Les organes officieux ont expliqué que l’archiduc François-Ferdinand, passionné pour tout ce qui touche la marine, désirait depuis longtemps faire la connaissance du créateur de la flotte de guerre allemande. L’empereur Guillaume, tenant compte de ce désir, n’avait pu moins faire que d’amener en Bohème son grand-amiral.
C’est abuser des explications simplistes.

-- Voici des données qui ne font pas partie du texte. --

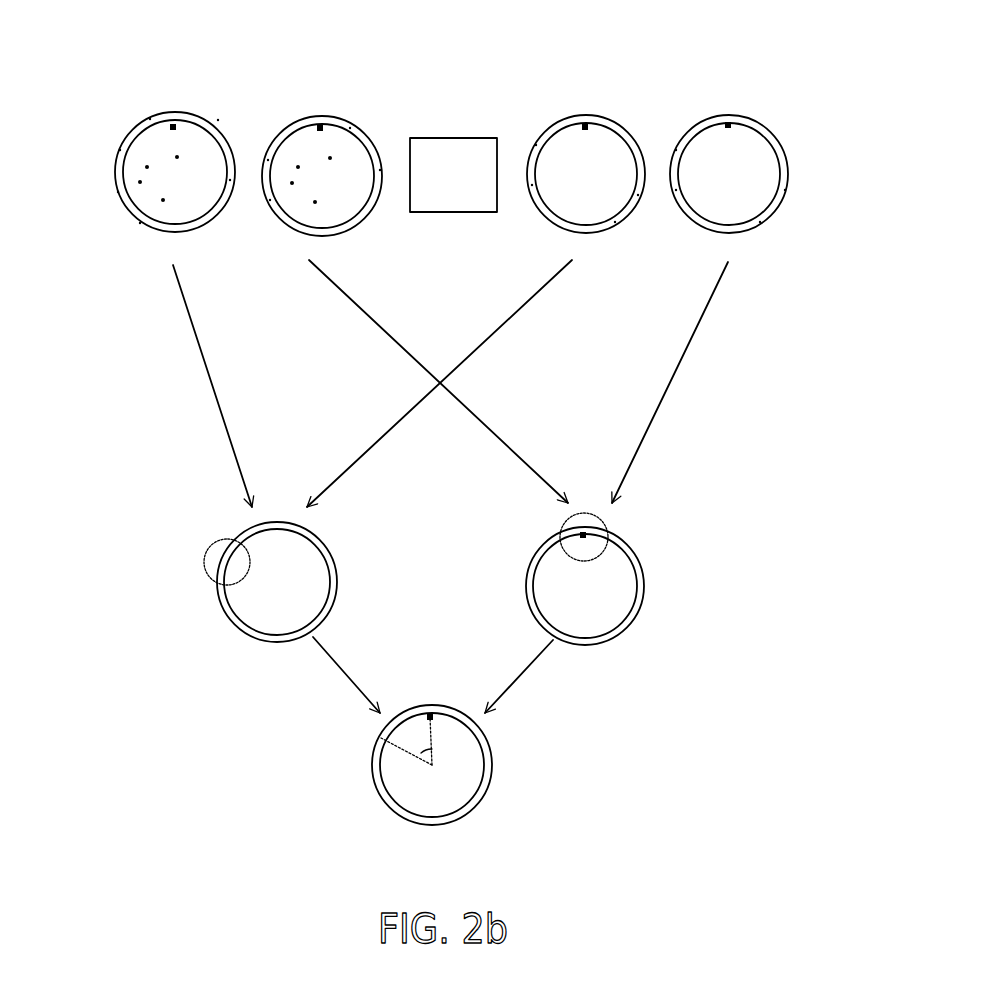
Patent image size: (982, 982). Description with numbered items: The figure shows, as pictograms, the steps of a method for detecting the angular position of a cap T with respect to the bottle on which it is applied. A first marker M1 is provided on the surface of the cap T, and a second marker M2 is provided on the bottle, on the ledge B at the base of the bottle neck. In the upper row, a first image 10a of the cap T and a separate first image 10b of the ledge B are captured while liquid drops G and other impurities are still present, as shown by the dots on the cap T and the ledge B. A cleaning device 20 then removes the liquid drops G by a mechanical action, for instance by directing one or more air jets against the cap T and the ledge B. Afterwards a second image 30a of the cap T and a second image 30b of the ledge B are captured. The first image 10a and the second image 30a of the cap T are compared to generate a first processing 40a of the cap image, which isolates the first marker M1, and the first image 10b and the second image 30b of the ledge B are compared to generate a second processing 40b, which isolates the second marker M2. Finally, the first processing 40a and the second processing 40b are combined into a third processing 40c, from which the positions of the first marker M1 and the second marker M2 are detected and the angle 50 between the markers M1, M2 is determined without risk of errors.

The first image of cap 10a is at (290, 243).
The first image of ledge 10b is at (125, 242).
The cleaning device 20 is at (455, 136).
The second image of cap 30a is at (767, 247).
The second image of ledge 30b is at (607, 250).
The first processing 40a is at (638, 640).
The second processing 40b is at (223, 653).
The third processing 40c is at (485, 825).
The angle 50 is at (416, 746).
The first marker M1 is at (173, 128).
The second marker M2 is at (121, 143).
The cap T is at (193, 140).
The liquid drops G is at (130, 210).
The ledge B is at (203, 233).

Nous voulons bien croire qu’il ne s’est agi, à Konopischt, ni d’intrigues contre la Russie, ni de convention méditerranéenne, mais il a été question de constructions navales, de nouveaux dreadnoughts à mettre en chantier. Il paraîtrait que l’archiduc François-Ferdinand aurait voulu se renseigner auprès de l’amiral von Tirpitz sur l’aide éventuelle que l’Autriche-Hongrie pourrait trouver en Allemagne, auprès de l’administration de la marine, pour certaines livraisons urgentes. Les renseignements ont-ils été satisfaisants ? Un avenir prochain nous le dira. Ce qu’il y a de certain, c’est qu’il faut s’attendre d’ici peu à de nouvelles augmentations de la flotte austro-hongroise. L’opinion publique s’en inquiète déjà : elle se dit qu’il n’y a pas de roses sans épines, pas même à Konopischt. »

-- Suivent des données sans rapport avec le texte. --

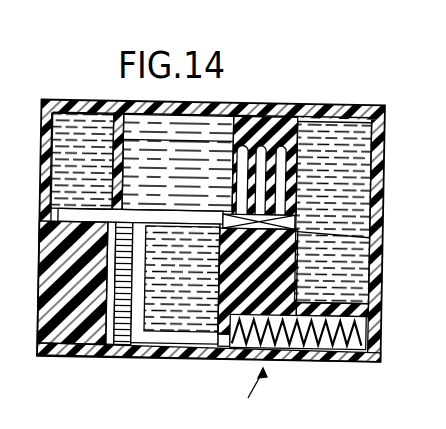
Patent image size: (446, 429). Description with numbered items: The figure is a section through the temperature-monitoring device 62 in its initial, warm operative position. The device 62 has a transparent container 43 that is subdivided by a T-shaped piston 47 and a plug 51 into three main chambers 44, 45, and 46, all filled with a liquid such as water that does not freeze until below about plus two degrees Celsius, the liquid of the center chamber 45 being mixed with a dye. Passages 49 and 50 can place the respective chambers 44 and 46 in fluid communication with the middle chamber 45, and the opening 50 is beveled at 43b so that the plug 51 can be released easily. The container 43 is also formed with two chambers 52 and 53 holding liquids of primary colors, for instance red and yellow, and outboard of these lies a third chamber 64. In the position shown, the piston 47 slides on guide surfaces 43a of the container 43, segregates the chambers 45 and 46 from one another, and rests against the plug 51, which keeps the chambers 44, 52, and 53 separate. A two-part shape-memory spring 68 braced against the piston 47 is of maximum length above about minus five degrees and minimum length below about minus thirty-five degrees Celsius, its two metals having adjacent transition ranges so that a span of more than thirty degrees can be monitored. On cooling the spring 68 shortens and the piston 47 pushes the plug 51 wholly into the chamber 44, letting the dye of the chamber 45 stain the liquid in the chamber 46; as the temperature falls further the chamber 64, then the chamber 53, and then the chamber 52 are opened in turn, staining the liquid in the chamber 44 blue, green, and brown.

Les évènements ont prouvé que les conversations de Konopischt, pendant la chasse ou la visite aux roseraies, avaient dû porter sur les questions ci-dessus énumérées et… d’autres encore.
Guillaume II et François-Ferdinand se mirent-ils d’accord ? Guillaume II, seul, le sait aujourd’hui. Qui pourrait croire d’ailleurs ce qu’il dirait, après tous ses mensonges ? L’assassinat de François-Ferdinand, aux causes restées mystérieuses, laisse le champ ouvert à toutes les hypothèses.